My main purpose for buying the stream was to aggregate all the shows I watch into one place ... I cant add "the chi", which i watch on showtime anytime to my shows.

I notice that under settings, my streaming services, there doesn't appear a way for me to select showtime anytime from a list, nor is there a way to add this service.

Is the list of available services fixed ? If so is it added to by Tivo with updates ? Or am I just missing something here ?


----------



## I_am_not_randy (Oct 30, 2010)

bump


----------



## I_am_not_randy (Oct 30, 2010)

Again, answering my own post in case anyone else needs the information..... install reelgood, itdoes a much better job of tracking shows.

Ways other than TIVo app on TIVO 4K Stream to aggreagate my shows ?
Ways other than TIVo app on TIVO 4K Stream to aggreagate my shows ?


----------



## KZEMALIS2 (May 8, 2020)

I_am_not_randy said:


> My main purpose for buying the stream was to aggregate all the shows I watch into one place ... I cant add "the chi", which i watch on showtime anytime to my shows.
> 
> I notice that under settings, my streaming services, there doesn't appear a way for me to select showtime anytime from a list, nor is there a way to add this service.
> 
> Is the list of available services fixed ? If so is it added to by Tivo with updates ? Or am I just missing something here ?

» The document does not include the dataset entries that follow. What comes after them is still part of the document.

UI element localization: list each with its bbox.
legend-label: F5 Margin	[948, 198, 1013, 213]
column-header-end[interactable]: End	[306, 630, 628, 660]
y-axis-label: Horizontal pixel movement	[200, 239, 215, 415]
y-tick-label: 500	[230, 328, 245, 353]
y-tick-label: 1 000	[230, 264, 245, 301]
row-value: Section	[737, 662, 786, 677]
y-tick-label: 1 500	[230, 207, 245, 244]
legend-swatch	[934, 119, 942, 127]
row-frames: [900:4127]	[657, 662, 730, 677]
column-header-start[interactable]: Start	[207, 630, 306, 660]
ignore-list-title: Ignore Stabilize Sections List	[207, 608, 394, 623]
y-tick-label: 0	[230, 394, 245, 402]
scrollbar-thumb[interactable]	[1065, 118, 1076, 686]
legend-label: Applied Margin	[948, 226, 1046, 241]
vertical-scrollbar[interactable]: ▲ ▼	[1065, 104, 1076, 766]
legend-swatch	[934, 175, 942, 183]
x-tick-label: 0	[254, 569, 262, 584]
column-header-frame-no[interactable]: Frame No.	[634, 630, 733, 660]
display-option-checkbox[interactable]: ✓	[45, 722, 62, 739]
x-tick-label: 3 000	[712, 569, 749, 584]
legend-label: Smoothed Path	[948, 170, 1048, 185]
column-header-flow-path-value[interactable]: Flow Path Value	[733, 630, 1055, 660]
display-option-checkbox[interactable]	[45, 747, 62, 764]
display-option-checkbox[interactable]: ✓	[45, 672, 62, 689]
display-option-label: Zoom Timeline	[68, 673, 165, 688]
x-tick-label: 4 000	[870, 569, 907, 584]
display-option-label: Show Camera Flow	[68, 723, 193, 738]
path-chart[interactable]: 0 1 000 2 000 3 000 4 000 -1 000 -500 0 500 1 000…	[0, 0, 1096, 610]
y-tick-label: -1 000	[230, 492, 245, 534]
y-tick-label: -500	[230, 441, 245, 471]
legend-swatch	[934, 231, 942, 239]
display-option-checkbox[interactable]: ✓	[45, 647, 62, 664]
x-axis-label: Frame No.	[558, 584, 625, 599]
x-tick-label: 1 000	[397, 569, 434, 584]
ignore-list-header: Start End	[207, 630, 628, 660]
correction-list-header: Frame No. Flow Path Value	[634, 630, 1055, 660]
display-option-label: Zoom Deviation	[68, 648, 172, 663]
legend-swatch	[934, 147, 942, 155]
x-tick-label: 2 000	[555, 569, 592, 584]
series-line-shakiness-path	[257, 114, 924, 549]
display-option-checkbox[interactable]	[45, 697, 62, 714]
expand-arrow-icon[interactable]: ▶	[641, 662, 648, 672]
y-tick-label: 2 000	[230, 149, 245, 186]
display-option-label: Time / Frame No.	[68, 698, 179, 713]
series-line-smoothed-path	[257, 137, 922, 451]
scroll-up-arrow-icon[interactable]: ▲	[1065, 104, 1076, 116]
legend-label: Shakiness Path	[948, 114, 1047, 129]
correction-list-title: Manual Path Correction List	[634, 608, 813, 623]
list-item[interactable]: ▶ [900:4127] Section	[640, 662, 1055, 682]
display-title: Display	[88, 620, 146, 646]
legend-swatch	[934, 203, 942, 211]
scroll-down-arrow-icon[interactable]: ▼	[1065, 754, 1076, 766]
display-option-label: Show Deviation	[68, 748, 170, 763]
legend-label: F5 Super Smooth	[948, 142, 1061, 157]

This is one of the same issues I am having. What I have done and it seems to be working now is that instead of adding Showtime Shows on the Tivo App I am adding Showtime Shows to "Play Next" and that seems to be working. I have tried since I have gotten the device to get an answer on these exact issues and I have never gotten an answer. I am even on the Beta Test team and have asked these type of questions directly to Tivo Beta Support without any luck. This is the one main feature I also got the device for. I have seen progress it used to be worse but no admission of the problem and no direction on it getting fixed. I also agree RealGood is a much better app for this but you shouldn't need it.


----------